News

Featured news from NHIVNA

HIV-related news from NAM

Two-drug HIV therapy just as effective as three-drug therapy
Keith Alcorn, 2016-10-25 09:30:00

Simplification of an antiretroviral treatment to a boosted protease inhibitor and the nucleoside analogue lamivudine (a dual regimen) is highly effective in people switching from a stable three-drug regimen, researchers reported on Monday at the International Congress on Drug Therapy in HIV Infection in Glasgow.

Boosted protease inhibitors combined with lamivudine have the potential to realty reduce the cost of long-term treatment as boosted protease inhibitors come off patent over the next two years in higher-income countries. These regimens may also reduce the risk of any long-term side-effects associated with triple-drug therapy, most notably the bone and kidney toxicities caused by tenofovir.

The ATLAS-M study was a multi-centre, open-label randomised study conducted in Italy lasting 96 weeks. It was designed to explore the non-inferiority of a simplified regimen of atazanavir/ritonavir plus lamivudine compared to atazanavir/ritonavir plus two nucleoside reverse transcriptase inhibitors. To be eligible for recruitment, patients were required to taking stable ART with a viral load below 50 copies/ml for at least three months and a CD4 count above 200 cells/mm3 for a minimum of six months.

The study population comprised 266 people with a median age of 44 years. The two study arms were evenly matched in baseline characteristics, with median CD4 cell count of approximately 620 cells/mm3, a median of 23 months of prior treatment with viral load suppressed below 50 copies/ml, 84% male in the dual-regimen arm and 75% male in the triple-regimen arm. 78% in the dual-regimen arm and 83.5% in the triple-regimen arm were taking tenofovir prior to randomization.

At baseline, participants were randomised to atazanavir/ritonavir with lamivudine (dual therapy) or to continue the baseline three-drug regimen. The primary outcome measured in the study was treatment failure at 96 weeks, with participants defined as a case of treatment failure if they had stopped treatment for any reason.

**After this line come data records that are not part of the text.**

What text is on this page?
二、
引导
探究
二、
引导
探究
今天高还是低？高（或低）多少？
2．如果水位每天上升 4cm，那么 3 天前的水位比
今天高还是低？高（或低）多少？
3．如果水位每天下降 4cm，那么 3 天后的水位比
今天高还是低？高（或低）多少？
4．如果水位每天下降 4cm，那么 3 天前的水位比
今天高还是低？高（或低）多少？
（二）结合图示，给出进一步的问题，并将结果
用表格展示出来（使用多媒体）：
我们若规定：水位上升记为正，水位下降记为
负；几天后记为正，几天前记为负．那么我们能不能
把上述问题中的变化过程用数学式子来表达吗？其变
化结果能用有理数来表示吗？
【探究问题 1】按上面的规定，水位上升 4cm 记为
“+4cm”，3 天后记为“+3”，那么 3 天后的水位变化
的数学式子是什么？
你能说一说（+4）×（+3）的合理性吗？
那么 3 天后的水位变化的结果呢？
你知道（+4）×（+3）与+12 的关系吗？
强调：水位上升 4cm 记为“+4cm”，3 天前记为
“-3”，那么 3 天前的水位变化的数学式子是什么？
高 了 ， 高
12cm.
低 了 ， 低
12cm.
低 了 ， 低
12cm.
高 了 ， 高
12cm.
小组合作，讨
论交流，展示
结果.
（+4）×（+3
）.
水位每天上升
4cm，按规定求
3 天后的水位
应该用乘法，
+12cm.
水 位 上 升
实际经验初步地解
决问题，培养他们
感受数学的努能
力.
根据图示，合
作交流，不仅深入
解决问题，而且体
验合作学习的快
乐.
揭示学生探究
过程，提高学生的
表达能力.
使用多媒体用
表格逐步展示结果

After 48 weeks, patients taking dual therapy had a lower rate of treatment failure compared to individuals who remained on triple therapy (89.5% vs 79.7%) and this difference persisted at week 96 (77.4% vs 65.4%). The study found that the dual regimen was statistically superior to the triple regimen, and that this difference was driven largely by a difference in virological failure rates between the two arms (although that difference in itself was not statistically significant) (1.2% in the dual arm vs 6.8% in the triple arm, p =0.060). Potentially treatment-related adverse events were also somewhat more frequent in the triple-regimen arm, and this difference appeared to have been driven by five treatment discontinuations due to renal colic, probably attributable to atazanavir, in the triple regimen arm, compared with two in the dual therapy arm.

Renal colic, urinary tract and bone adverse events were more frequent in the triple-regimen arm, while respiratory tract and skin adverse events were more frequent in the dual-regimen arm, but overall the rate of clinical adverse events was similar between the two study arms.

Modest but statistically significant increases in LDL and HDL cholesterol and triglycerides occurred by week 96 in the dual-regimen arm (treatment with tenofovir is associated with lower cholesterol levels) but the overall ratio of HDL to total cholesterol did not change significantly. Patients taking the simplified combination had a higher frequency of elevated triglycerides (8% vs. 2%, p = 0.027), hyperbilirubinemia (60% vs. 36%, p = 0.001), as well as a greater increase in total cholesterol (+15 vs. +0mg/dl, p = 0.005) and HDL cholesterol (+5 vs + 0mg/dl, p = 0.002).

Kidney function improved modestly in the dual-regimen arm by week 96, as measured by eGFR (+5 ml/min/1.73m2), and declined in the triple-regimen arm before returning almost to baseline by week 96 in the triple-regimen arm.